Dive Brief:
- Starbucks’ comparable North American traffic fell 8% year over year, though increased ticket offset some of the traffic loss, resulting in a 4% same-store sales drop in fiscal Q1 2025, the first full quarter of CEO Brian Niccol’s tenure.
- Despite this downward trend, Niccol said on Starbucks’ earnings call that the company’s turnaround efforts had a positive effect and would stabilize the business.
- Starbucks is working to re-introduce its brand through coffee-forward marketing; Niccol said coffee and espresso sales outperformed expectations, offsetting a disappointing holiday season.
Dive Insight:
Starbucks made a number of changes in Q1 intended to bolster its brand identity and premium marketing position, but these efforts have yet to significantly improve traffic. The brand is “close to doubling” advertising spend, CFO Rachel Ruggeri said on its Q1 2025 earnings call. This change has been financed by a significant reduction in discounting.
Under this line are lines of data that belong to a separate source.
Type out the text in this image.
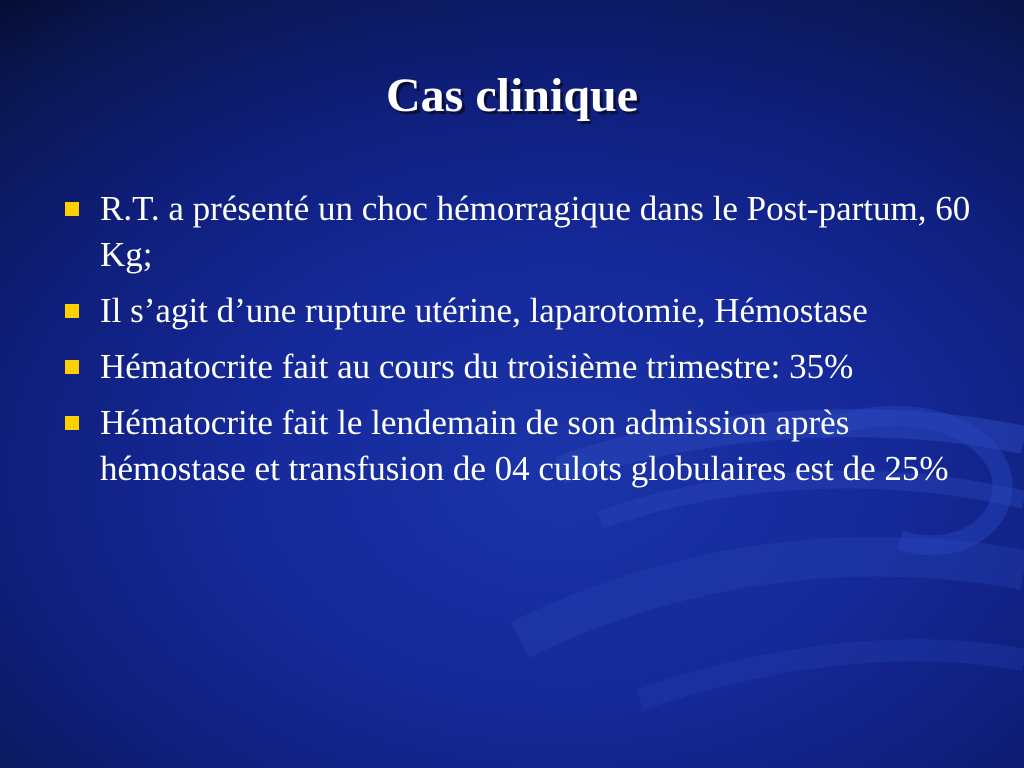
Cas clinique
R.T. a présenté un choc hémorragique dans le Post-partum, 60 Kg;
Il s’agit d’une rupture utérine, laparotomie, Hémostase
Hématocrite fait au cours du troisième trimestre: 35%
Hématocrite fait le lendemain de son admission après hémostase et transfusion de 04 culots globulaires est de 25%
Niccol said Starbucks’ shift away from discounting as a traffic driver yielded “40% fewer discounted transactions year-over-year,” and helped offset declining traffic by modestly increasing average ticket.
Brian Yarbrough, a consumer research analyst at Edward Jones, said the chain’s decision to move away from discounting would help it in the long run, despite consumer price sensitivity.
“Starbucks is a premium brand,” Yarbrough said. “Premium brands don't discount, because when you discount, you hook customers on that. It's very hard to get customers away from that discounting.”
Niccol has committed the company to not increase prices and already eliminated extra charges on non-dairy milk, both of which could strengthen the brand’s value proposition without driving consumers away or weakening its premium positioning.
Starbucks is also simplifying its menu, Niccol said — an effort that will result in a “30% reduction in both beverages and food SKUs by the end of fiscal year 2025.” This move could simplify supply chain and operations problems, while reinforcing the brand’s core value proposition.
Investments in the brand’s identity and throughput, Yarbrough said, could result in positive comps in the next couple of quarters, especially once Starbucks begins lapping its difficult quarters from 2024.
Despite the traffic shortfall, Starbucks’ market share among QSRs increased in Q1 after falling for two quarters, Niccol said, indicating that Starbucks is mitigating some of the consumer pullback, at least relative to competitors.